12 penelitian sedangkan Wajib Pajak Badan juga rentan dengan tindakan enggan memenuhi kewajiban perpajakan. Oleh sebab itu peneliti terdorong untuk melakukan penelitian dengan judul Pengaruh Pelayanan Fiskus dan Sanksi Pajak terhadap Kepatuhan Wajib Pajak (Survei Persepsi Wajib Pajak Badan pada KPP Pratama Cimahi). 1.2 Rumusan Masalah Dari Uraian latar Belakang diatas, maka permasalahan yang dapat diidentifikasi adalah sebagai berikut : 1. Bagaimana pengaruh Pelayanan fiskus terhadap kepatuhan Wajib Pajak Badan pada KPP Pratama Cimahi 2. Bagaimana pengaruh Sanksi Pajak terhadap kepatuhan Wajib Pajak Badan pada KPP Pratama Cimahi 1.3 Maksud dan Tujuan Penelitian Maksud dari penelitian ini adalah untuk memperoleh data dan informasi mengenai Pelayanan Fiskus, Sanksi Pajak dan kepatuhan wajib pajak di KPP Pratama Cimahi serta untuk mengetahui apakah ada pengaruh sanksi pajak dan pelayanan fiskus terhadap kepatuhan wajib pajak badan. Dapat diuraikan beberapa tujuan dari penelitian ini adalah sebagai berikut : 1. Mengetahui bagaimana pengaruh Pelayanan Fiskus terhadap kepatuhan Wajib Pajak Badan pada KPP Pratama Cimahi 2. Mengetahui bagaimana pengaruh sanksi pajak terhadap kepatuhan wajib pajak Badan Pada KPP Pratama Cimahi 1.4 Kegunaan Penelitian Dari tujuan di atas penelitian ini diharapkan dapat berguna untuk a.
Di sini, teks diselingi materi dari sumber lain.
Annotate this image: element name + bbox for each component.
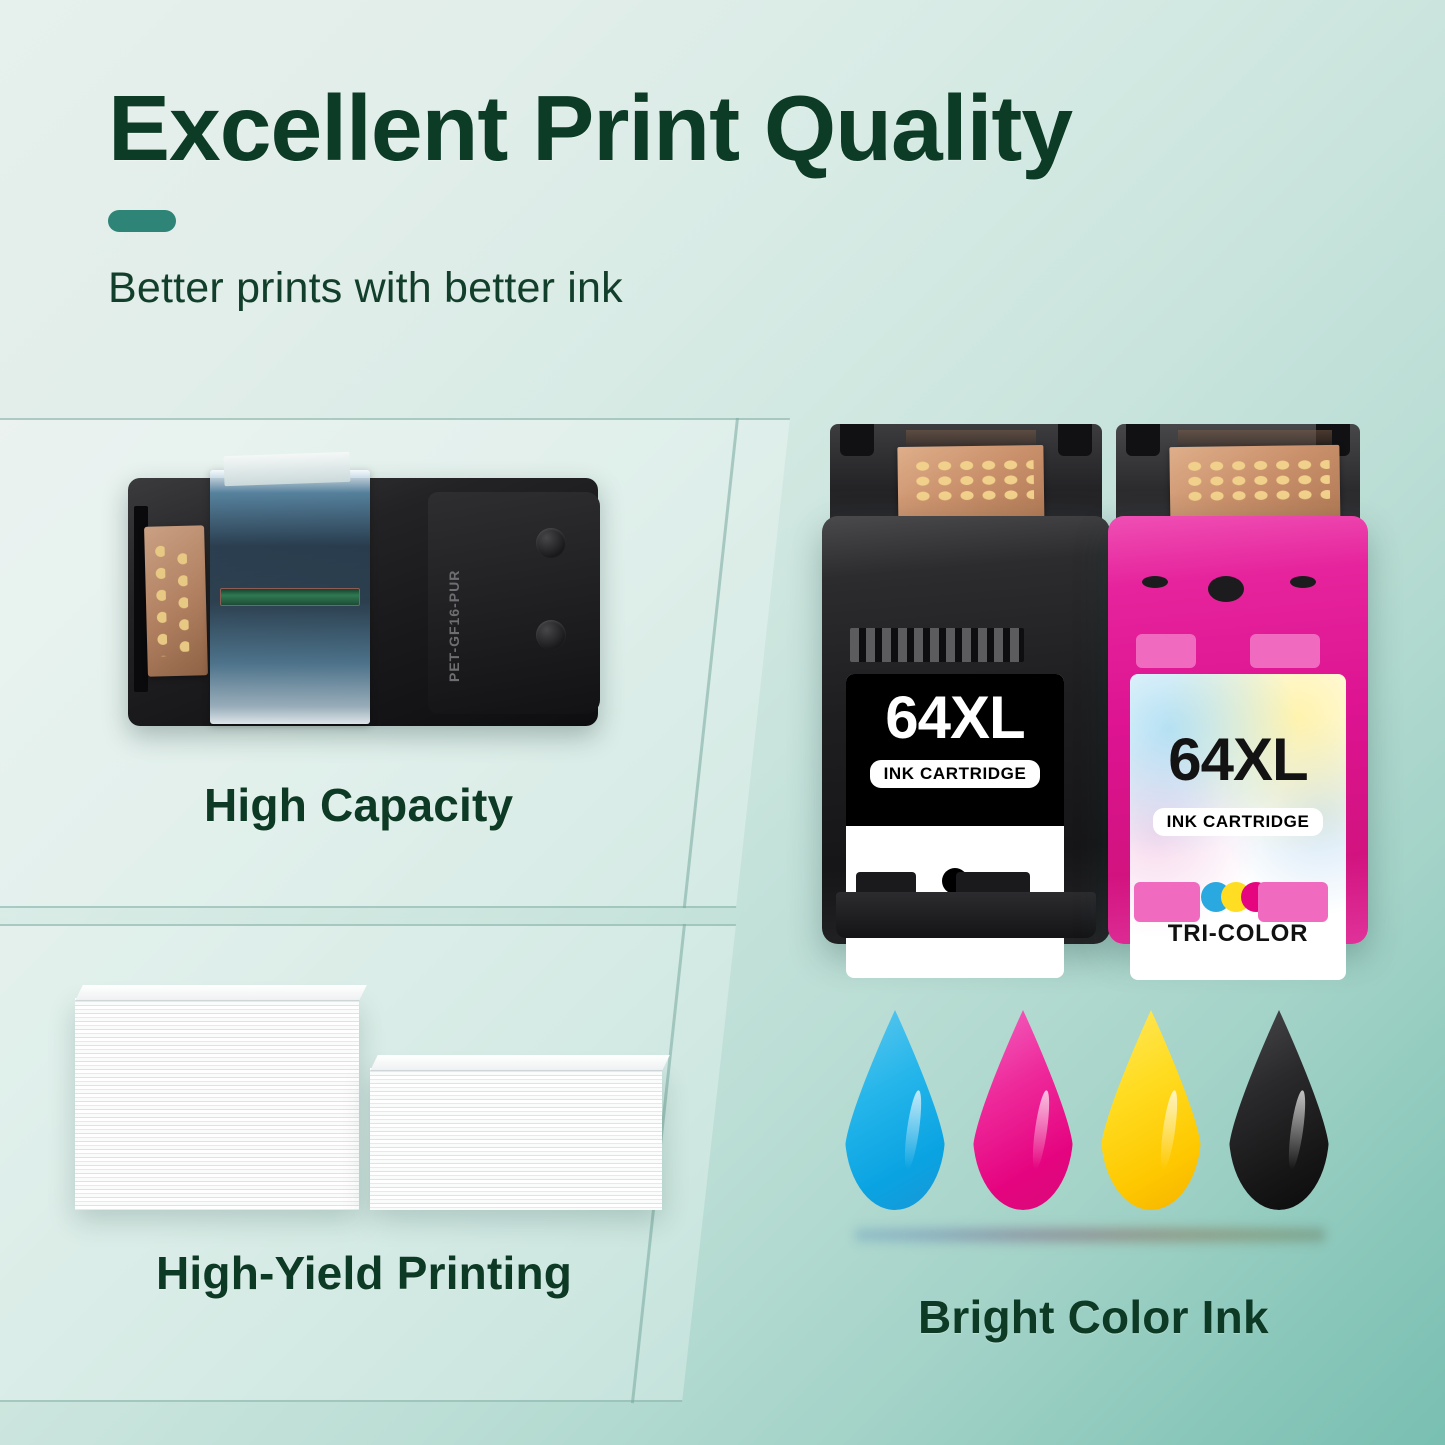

Kegunaan Akademik Penelitian ini diharapkan dapat menjadi referensi bagi kalangan akademis baik itu lingkup pemerintahan maupun masyarakat pada umumnya dalam menambah pengetahuan mengenai faktor yang

13 mempengaruhi kepatuhan wajib pajak. serta menjadi masukan bagi peneliti peneliti selanjutnya dalam meneliti faktor-faktor yang mempengaruhi kepatuhan wajib pajak. Selain itu, dapat menambah pengetahuan wawasan penulis dari penelitian yang dilakukan dengan cara mengaplikasikan teori-teori yang didapat selama perkuliahan dalam pembahasan kepatuhan wajib pajak. b. Kegunaan Praktis Penelitian ini secara praktis diharapkan menjadi bahan masukan dan Sebagai kontribusi dalam usaha peningkatan kepatuhan wajib pajak bagi Pemerintahan (Lingkup Direjen Pajak), penelitian ini memberikan gambaran perihal variabel-variabel yang perlu diperhatikan dalam upaya untuk meningkatkan kepatuhan wajib pajak yang dalam penelitian ini adalah pelayanan fiskus dan sanksi pajak dan diharapkan penelitian dapat memberikan masukan mengenai tindakan yang dapat diambil pemerintah lingkup DJP guna meningkatkan kepatuhan Wajib Pajak.